Some of the hundreds of thousands of residents who fled the north earlier in the war had begun returning last week to bombed-out areas where the Israelis had withdrawn. But residents who spoke to Reuters on Tuesday said the abrupt resurgence of fighting in the north would now halt plans to try to go home.

“We almost planned to return to our house in Nazla, east of Jabalia, but thank God we didn’t. This morning people living nearby arrived here and told us the tanks pushed back there,” said Abu Khaled, 43, a father of three now living with relatives in severely damaged Gaza City.

“The sounds of bombing from the tanks, from the planes didn’t stop all night. It reminded us of the first day of the ground incursion.”

In the Gaza City suburb of Al-Nafaq in the north, rescuers recovered 20 bodies from a residential building hit by Israel overnight on Tuesday, the Gaza Civil Emergency Service said.

Israeli forces have fought their way to the centre of Gaza’s main southern city of Khan Younis, and into towns north and east of the central city of Deir al-Balah.

The Gaza war has inflamed tensions across the region, including in the Red Sea, where the Iran-aligned Houthi movement that controls most of Yemen has been attacking commercial ships. The route is used by 15 per cent of world shipping. The group says it is targeting vessels linked to Israel in solidarity with Gaza.

The U.S. and Britain have responded by bombing Houthi targets in Yemen to prevent what they called a threat to global commerce. The U.S. military on Tuesday carried out a new strike against four Houthi anti-ship ballistic missiles as they were being readied for more attacks, two U.S. officials told Reuters.

Most of Gaza’s 2.3 million people are now crowded into a few areas where Israeli forces have largely not entered, including Deir al-Balah and Rafah, which is located on the southern edge of the Strip bordering Egypt.

In Khan Younis, Zaher Abu Zarifa wept and cradled a black plastic body bag holding his seven-year-old son Saif, one of at least 11 bodies brought out at a hospital morgue.
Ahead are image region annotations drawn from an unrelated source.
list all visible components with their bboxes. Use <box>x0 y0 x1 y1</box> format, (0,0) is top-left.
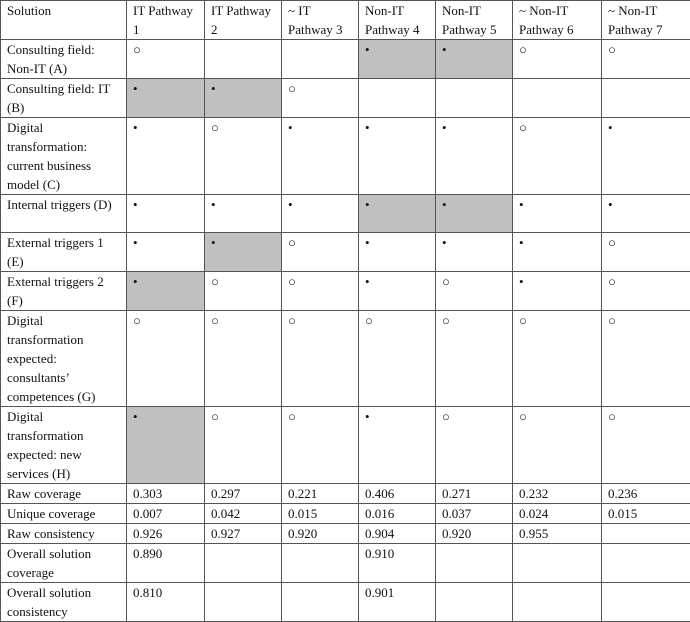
condition-cell <box>359 79 436 118</box>
metric-cell: 0.406 <box>359 484 436 504</box>
condition-cell: ○ <box>205 311 282 407</box>
metric-cell <box>436 544 513 583</box>
condition-cell: • <box>602 118 690 195</box>
condition-cell: ○ <box>602 407 690 484</box>
condition-label: Consulting field: IT (B) <box>1 79 127 118</box>
condition-cell: ○ <box>127 40 205 79</box>
condition-row-c <box>1 118 690 195</box>
header-not-it-pathway-3: ~ IT Pathway 3 <box>282 1 359 40</box>
condition-cell: • <box>359 118 436 195</box>
metric-label: Overall solution coverage <box>1 544 127 583</box>
condition-cell-core: • <box>127 272 205 311</box>
header-non-it-pathway-4: Non-IT Pathway 4 <box>359 1 436 40</box>
metric-cell <box>282 544 359 583</box>
metric-cell: 0.904 <box>359 524 436 544</box>
condition-row-e <box>1 233 690 272</box>
condition-label: Internal triggers (D) <box>1 195 127 233</box>
metric-cell: 0.037 <box>436 504 513 524</box>
condition-cell: ○ <box>127 311 205 407</box>
metric-cell: 0.236 <box>602 484 690 504</box>
condition-cell: • <box>282 195 359 233</box>
header-not-non-it-pathway-7: ~ Non-IT Pathway 7 <box>602 1 690 40</box>
condition-cell: ○ <box>205 272 282 311</box>
condition-cell: ○ <box>282 272 359 311</box>
condition-cell: • <box>127 118 205 195</box>
condition-row-g <box>1 311 690 407</box>
metric-label: Overall solution consistency <box>1 583 127 622</box>
metric-row-raw-coverage <box>1 484 690 504</box>
metric-cell <box>205 544 282 583</box>
condition-cell: ○ <box>602 40 690 79</box>
metric-cell <box>602 583 690 622</box>
metric-cell: 0.927 <box>205 524 282 544</box>
condition-cell <box>602 79 690 118</box>
condition-cell: • <box>127 195 205 233</box>
condition-cell: ○ <box>602 272 690 311</box>
metric-cell: 0.955 <box>513 524 602 544</box>
condition-cell-core: • <box>205 79 282 118</box>
condition-row-f <box>1 272 690 311</box>
condition-cell: • <box>513 272 602 311</box>
condition-cell: • <box>359 407 436 484</box>
metric-row-overall-consistency <box>1 583 690 622</box>
metric-cell: 0.016 <box>359 504 436 524</box>
metric-cell: 0.007 <box>127 504 205 524</box>
condition-cell: • <box>205 195 282 233</box>
header-row <box>1 1 690 40</box>
condition-cell: ○ <box>359 311 436 407</box>
metric-row-unique-coverage <box>1 504 690 524</box>
condition-cell-core: • <box>359 195 436 233</box>
condition-cell: ○ <box>205 118 282 195</box>
condition-cell: ○ <box>602 233 690 272</box>
header-not-non-it-pathway-6: ~ Non-IT Pathway 6 <box>513 1 602 40</box>
condition-cell: ○ <box>205 407 282 484</box>
condition-label: Consulting field: Non-IT (A) <box>1 40 127 79</box>
condition-cell-core: • <box>127 407 205 484</box>
condition-row-a <box>1 40 690 79</box>
condition-cell: ○ <box>282 233 359 272</box>
condition-cell <box>282 40 359 79</box>
metric-cell <box>513 544 602 583</box>
condition-cell: • <box>513 195 602 233</box>
condition-cell: • <box>282 118 359 195</box>
condition-cell: ○ <box>436 407 513 484</box>
metric-cell: 0.910 <box>359 544 436 583</box>
condition-label: Digital transformation expected: new services (H) <box>1 407 127 484</box>
metric-cell: 0.015 <box>282 504 359 524</box>
condition-cell: • <box>436 118 513 195</box>
condition-cell: • <box>359 272 436 311</box>
condition-cell <box>436 79 513 118</box>
condition-row-d <box>1 195 690 233</box>
condition-cell <box>205 40 282 79</box>
condition-cell: ○ <box>513 311 602 407</box>
condition-row-h <box>1 407 690 484</box>
condition-cell: ○ <box>436 311 513 407</box>
metric-cell <box>602 544 690 583</box>
metric-cell: 0.810 <box>127 583 205 622</box>
condition-cell-core: • <box>359 40 436 79</box>
condition-label: External triggers 1 (E) <box>1 233 127 272</box>
metric-label: Raw coverage <box>1 484 127 504</box>
condition-label: Digital transformation expected: consultants’ competences (G) <box>1 311 127 407</box>
metric-label: Unique coverage <box>1 504 127 524</box>
condition-cell-core: • <box>127 79 205 118</box>
condition-label: External triggers 2 (F) <box>1 272 127 311</box>
condition-cell: • <box>513 233 602 272</box>
condition-row-b <box>1 79 690 118</box>
metric-cell: 0.926 <box>127 524 205 544</box>
condition-cell: ○ <box>436 272 513 311</box>
condition-cell-core: • <box>436 40 513 79</box>
metric-cell <box>282 583 359 622</box>
condition-label: Digital transformation: current business model (C) <box>1 118 127 195</box>
condition-cell: ○ <box>602 311 690 407</box>
header-solution: Solution <box>1 1 127 40</box>
condition-cell: ○ <box>513 118 602 195</box>
condition-cell: • <box>436 233 513 272</box>
metric-row-overall-coverage <box>1 544 690 583</box>
condition-cell: ○ <box>513 40 602 79</box>
condition-cell: ○ <box>282 79 359 118</box>
metric-cell <box>436 583 513 622</box>
metric-cell: 0.232 <box>513 484 602 504</box>
metric-cell <box>513 583 602 622</box>
metric-cell <box>205 583 282 622</box>
metric-cell: 0.042 <box>205 504 282 524</box>
metric-cell: 0.303 <box>127 484 205 504</box>
condition-cell: • <box>602 195 690 233</box>
metric-cell: 0.015 <box>602 504 690 524</box>
condition-cell: ○ <box>282 311 359 407</box>
metric-cell: 0.901 <box>359 583 436 622</box>
condition-cell: ○ <box>513 407 602 484</box>
metric-cell: 0.024 <box>513 504 602 524</box>
metric-cell: 0.890 <box>127 544 205 583</box>
condition-cell-core: • <box>205 233 282 272</box>
condition-cell <box>513 79 602 118</box>
metric-cell: 0.221 <box>282 484 359 504</box>
condition-cell: • <box>359 233 436 272</box>
condition-cell: ○ <box>282 407 359 484</box>
metric-cell: 0.297 <box>205 484 282 504</box>
header-non-it-pathway-5: Non-IT Pathway 5 <box>436 1 513 40</box>
metric-cell: 0.920 <box>436 524 513 544</box>
condition-cell: • <box>127 233 205 272</box>
metric-cell: 0.271 <box>436 484 513 504</box>
metric-cell <box>602 524 690 544</box>
header-it-pathway-1: IT Pathway 1 <box>127 1 205 40</box>
metric-label: Raw consistency <box>1 524 127 544</box>
header-it-pathway-2: IT Pathway 2 <box>205 1 282 40</box>
condition-cell-core: • <box>436 195 513 233</box>
metric-cell: 0.920 <box>282 524 359 544</box>
metric-row-raw-consistency <box>1 524 690 544</box>
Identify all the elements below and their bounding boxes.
The boy was killed by a missile while playing on a bicycle by a school gate, his father said.

Later, by a small freshly dug grave, a gravedigger unzipped the bag so the father could kiss the boy’s face, then zipped it back up, took the boy and gently laid him in the ground.

“Forgive me, my son. I could not protect you,” the father repeated. “Forgive me, my son. I could not protect you.”